Até a década de 30, o
Carnaval falava da negritude, falava da mulher negra, falava dos reis e rainhas
africanos, falava da situação de miséria, cantava a situação do morro, a
situação da fome, e isso, se estava ligado à população negra, ninguém dava
bola, ninguém reclamava que a escola falava da macumba, ninguém reclamava que a
escola exaltava os orixás, e as escolas surgem exaltando esses terreiros.
Agora, a partir da década de
[19]80, começam a se questionar por que a escola de samba tem que falar de tema
negro, tem que falar de orixá. A escola de samba passa a não ter direito de
falar sobre si. Há, sim, uma interferência, há, sim, uma midiatização.
Há, o que eu sempre falo,
uma equação que precisa ser solucionada, que é a tradição que a gente não pode
perder, e o que a gente pode chamar de modernidade, de transformação do meio
social, para que a gente possa proteger a nossa própria história. Não é porque
hoje o Carnaval está digitalizado, não é porque a gente precisa ganhar números
em audiência e vencer o campeonato que a gente tem que se perder da nossa
história.
Há um provérbio africano que
fala que, se você não sabe de onde você veio, você não conseguirá chegar até
onde você precisa ir. Então, você precisa sempre reverenciar o seu
passado e utilizar essa sabedoria para as suas melhorias no presente.
·
Como você vê o
crescimento dos blocos de rua? Você acha que isso impacta de alguma maneira as
comunidades dos territórios do samba hoje?

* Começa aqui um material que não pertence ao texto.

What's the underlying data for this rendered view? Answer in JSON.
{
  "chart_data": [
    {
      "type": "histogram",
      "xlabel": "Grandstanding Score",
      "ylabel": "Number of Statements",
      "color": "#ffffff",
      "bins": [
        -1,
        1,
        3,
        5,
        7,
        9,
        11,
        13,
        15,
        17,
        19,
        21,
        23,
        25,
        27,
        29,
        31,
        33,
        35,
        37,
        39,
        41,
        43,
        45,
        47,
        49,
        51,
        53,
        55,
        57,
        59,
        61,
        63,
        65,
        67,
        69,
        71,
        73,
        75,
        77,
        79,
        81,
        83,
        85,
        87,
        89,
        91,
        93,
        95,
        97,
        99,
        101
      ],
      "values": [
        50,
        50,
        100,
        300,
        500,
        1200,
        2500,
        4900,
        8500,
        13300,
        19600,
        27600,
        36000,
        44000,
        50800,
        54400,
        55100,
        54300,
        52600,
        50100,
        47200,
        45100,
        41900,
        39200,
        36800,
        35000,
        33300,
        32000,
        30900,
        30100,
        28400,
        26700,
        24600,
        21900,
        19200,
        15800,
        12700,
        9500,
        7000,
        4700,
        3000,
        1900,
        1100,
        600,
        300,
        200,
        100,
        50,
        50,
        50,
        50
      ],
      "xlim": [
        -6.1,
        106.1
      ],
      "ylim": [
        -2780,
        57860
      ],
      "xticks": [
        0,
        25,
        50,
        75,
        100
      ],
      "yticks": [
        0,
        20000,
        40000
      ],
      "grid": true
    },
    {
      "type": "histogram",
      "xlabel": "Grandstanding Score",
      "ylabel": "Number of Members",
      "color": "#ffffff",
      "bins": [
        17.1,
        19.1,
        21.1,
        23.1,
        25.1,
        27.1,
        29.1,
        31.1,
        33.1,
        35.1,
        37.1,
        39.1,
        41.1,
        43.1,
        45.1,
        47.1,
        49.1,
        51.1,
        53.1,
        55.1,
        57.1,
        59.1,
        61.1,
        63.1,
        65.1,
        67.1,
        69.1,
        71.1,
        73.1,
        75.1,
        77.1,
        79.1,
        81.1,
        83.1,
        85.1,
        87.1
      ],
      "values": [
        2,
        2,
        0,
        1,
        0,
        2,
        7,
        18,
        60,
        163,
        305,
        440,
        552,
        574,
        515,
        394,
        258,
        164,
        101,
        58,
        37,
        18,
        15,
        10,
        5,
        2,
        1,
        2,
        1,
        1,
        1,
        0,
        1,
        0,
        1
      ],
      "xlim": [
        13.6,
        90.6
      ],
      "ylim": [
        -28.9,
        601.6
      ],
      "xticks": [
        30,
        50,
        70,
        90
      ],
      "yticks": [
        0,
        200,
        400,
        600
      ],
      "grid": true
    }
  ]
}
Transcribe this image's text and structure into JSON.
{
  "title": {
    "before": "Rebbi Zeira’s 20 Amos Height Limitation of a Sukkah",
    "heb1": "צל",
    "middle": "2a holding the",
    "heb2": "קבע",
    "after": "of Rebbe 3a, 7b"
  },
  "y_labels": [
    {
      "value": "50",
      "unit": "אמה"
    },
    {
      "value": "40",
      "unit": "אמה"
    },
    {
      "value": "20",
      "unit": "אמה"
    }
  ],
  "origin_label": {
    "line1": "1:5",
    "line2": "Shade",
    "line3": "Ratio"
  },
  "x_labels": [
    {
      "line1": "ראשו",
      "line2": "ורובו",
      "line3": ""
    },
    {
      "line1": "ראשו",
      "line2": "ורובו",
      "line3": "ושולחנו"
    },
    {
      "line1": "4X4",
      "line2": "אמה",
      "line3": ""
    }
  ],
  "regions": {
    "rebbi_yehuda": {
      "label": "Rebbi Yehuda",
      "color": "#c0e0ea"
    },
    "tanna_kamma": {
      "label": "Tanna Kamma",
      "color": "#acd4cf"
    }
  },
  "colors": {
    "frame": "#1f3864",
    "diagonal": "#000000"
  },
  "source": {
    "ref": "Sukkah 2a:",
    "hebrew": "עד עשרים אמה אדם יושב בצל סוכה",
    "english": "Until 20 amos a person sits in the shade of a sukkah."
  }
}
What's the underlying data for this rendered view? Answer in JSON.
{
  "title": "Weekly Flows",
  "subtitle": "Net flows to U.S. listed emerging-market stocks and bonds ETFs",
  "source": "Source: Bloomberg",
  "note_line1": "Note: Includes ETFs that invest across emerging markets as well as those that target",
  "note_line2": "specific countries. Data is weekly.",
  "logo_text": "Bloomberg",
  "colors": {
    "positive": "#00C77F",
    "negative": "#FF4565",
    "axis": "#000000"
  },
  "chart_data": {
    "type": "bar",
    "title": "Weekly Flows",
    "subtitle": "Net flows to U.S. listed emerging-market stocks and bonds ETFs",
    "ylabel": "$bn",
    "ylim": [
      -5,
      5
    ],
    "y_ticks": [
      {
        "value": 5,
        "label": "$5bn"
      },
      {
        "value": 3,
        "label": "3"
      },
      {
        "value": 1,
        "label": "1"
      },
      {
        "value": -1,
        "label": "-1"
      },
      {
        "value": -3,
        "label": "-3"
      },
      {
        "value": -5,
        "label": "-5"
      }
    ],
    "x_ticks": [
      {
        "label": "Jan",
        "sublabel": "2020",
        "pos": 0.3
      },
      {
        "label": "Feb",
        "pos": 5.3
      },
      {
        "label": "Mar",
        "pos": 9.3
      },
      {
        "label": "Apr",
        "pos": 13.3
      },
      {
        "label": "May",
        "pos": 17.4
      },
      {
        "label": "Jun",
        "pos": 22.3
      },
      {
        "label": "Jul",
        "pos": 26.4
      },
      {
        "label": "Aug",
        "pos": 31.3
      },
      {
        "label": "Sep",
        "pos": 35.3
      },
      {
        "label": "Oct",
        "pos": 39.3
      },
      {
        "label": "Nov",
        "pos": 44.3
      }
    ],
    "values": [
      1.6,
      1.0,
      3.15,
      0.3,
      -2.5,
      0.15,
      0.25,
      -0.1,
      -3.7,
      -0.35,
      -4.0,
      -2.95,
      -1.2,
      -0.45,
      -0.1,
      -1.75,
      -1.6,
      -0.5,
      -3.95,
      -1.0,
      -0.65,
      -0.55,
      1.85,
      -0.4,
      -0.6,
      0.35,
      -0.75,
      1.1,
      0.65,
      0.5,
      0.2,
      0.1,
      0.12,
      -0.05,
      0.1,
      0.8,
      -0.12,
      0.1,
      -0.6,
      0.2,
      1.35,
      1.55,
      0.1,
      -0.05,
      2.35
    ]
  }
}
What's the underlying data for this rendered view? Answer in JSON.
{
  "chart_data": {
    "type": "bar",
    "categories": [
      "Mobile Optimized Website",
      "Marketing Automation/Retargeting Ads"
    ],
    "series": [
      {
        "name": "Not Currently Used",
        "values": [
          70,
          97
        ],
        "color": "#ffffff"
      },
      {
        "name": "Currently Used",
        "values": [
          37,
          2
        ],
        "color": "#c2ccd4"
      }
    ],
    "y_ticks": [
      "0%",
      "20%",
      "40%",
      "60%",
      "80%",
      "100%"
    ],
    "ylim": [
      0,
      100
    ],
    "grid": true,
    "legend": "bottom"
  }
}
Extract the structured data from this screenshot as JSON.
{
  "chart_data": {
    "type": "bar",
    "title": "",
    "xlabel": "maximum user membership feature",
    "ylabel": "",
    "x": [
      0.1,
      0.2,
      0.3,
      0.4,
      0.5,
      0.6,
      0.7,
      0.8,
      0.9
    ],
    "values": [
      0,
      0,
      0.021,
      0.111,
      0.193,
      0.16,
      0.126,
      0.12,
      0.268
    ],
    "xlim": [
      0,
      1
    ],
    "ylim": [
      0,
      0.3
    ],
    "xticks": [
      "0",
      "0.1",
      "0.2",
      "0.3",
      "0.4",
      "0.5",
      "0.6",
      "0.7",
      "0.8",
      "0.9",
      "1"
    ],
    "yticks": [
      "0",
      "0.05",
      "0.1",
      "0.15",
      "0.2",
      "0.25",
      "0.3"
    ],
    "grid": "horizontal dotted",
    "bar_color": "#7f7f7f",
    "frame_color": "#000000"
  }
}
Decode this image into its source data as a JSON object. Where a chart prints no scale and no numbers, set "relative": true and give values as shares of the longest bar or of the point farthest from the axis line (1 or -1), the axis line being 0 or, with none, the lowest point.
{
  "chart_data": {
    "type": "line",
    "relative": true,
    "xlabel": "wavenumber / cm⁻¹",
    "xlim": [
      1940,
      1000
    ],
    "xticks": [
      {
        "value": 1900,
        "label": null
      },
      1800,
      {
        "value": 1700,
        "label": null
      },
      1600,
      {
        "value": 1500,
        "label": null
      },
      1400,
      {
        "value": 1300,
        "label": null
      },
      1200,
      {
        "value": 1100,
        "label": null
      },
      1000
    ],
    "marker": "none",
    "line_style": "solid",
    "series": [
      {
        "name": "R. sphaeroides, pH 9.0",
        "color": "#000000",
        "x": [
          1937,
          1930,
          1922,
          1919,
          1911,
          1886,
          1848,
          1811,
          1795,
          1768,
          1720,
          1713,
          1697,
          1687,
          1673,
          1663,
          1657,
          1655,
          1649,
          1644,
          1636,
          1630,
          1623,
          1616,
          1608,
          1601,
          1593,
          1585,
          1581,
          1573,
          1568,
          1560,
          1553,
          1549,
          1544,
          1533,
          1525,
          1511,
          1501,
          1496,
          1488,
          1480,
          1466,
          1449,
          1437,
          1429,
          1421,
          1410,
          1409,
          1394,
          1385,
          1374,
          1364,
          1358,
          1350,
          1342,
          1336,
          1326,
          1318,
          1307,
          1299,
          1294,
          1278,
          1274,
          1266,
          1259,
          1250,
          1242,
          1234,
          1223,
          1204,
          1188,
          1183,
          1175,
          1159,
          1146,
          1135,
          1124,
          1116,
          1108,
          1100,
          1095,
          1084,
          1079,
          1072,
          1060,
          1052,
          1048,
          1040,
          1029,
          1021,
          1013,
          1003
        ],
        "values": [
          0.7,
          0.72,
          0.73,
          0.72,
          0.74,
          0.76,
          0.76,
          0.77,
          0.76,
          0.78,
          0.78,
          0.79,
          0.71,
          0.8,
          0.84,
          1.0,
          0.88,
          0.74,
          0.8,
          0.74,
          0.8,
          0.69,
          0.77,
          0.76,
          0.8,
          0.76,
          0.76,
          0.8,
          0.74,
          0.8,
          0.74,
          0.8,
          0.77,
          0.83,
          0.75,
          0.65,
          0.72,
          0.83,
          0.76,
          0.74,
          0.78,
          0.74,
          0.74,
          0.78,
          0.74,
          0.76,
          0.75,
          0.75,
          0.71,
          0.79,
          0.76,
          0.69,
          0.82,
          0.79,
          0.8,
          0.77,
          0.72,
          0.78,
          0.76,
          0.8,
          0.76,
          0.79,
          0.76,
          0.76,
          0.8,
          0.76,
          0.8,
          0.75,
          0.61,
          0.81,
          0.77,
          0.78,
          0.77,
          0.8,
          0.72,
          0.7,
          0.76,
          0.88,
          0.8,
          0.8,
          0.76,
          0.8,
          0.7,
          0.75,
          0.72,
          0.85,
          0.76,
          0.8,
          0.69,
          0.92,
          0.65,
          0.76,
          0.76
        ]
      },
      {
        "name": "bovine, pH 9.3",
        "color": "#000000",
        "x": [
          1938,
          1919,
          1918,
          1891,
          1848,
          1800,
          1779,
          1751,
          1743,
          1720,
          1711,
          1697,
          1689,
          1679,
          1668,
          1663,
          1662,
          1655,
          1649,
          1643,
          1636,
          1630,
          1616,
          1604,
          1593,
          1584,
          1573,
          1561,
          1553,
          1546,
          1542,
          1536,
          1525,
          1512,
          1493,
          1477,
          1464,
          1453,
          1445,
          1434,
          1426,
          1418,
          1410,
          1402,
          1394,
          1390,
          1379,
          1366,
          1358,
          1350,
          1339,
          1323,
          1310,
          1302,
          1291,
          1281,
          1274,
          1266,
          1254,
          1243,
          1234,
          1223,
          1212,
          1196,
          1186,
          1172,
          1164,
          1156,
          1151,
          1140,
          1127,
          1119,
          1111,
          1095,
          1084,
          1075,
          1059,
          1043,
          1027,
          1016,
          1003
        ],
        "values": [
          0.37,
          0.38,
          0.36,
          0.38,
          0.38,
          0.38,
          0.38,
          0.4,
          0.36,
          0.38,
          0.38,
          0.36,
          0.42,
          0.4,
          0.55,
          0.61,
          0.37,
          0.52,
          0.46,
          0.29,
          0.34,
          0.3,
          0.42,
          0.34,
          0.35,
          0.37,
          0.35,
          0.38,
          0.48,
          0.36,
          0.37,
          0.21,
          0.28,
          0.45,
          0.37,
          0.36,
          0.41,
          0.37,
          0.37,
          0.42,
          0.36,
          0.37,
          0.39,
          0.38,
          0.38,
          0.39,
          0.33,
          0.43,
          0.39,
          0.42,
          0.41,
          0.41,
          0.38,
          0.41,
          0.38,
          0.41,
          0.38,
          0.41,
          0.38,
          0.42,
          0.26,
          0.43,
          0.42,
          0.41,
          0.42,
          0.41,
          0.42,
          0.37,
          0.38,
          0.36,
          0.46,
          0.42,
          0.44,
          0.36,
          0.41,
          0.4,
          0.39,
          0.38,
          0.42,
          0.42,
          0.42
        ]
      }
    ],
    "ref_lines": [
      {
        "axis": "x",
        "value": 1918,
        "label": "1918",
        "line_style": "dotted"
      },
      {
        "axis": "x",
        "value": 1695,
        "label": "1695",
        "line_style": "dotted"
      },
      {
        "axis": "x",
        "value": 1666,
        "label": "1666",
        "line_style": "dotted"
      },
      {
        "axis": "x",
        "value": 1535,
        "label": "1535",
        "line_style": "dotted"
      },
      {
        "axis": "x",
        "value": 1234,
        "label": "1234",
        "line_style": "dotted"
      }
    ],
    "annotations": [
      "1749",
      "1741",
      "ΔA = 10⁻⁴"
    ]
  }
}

Diretamente. Eu vejo que tem
a ver também com a indústria de consumo, tem a ver com os investimentos,
porque, quando você fala do crescimento dos blocos de rua, a gente vai falar de
uma onda. Quando se olha como essa dinâmica dos blocos aconteceu em São Paulo,
é possível ver que grandes marcas investiram na manutenção e na formação e
impulsionaram que novos blocos surgissem. Há uma indústria de produção desse
evento que traz grandes nomes do Carnaval da Bahia, do Carnaval do Rio de
Janeiro, para puxar blocos, trios elétricos em São Paulo, que não era uma
tradição da cidade de São Paulo.
Primeiro, esse grande boom do
bloco de rua, acho que é precisamente de São Paulo, porque as outras capitais
já tinham essa tradição e não têm escola de samba. Então, impacta no sentido de
que o investimento vai ficar sempre em um segmento de poder econômico que está
consumindo os blocos de rua e que deixam de consumir o Carnaval no
sambódromo.
E aí a gente tem uma outra
questão, que são essas marcas que patrocinam isso. Enquanto houver publicidade,
enquanto houver marcas patrocinando, esse Carnaval, em especial de São Paulo,
vai crescer ainda mais. Mas esse mesmo investimento, esse mesmo olhar das
marcas, não está para a manifestação das escolas de samba.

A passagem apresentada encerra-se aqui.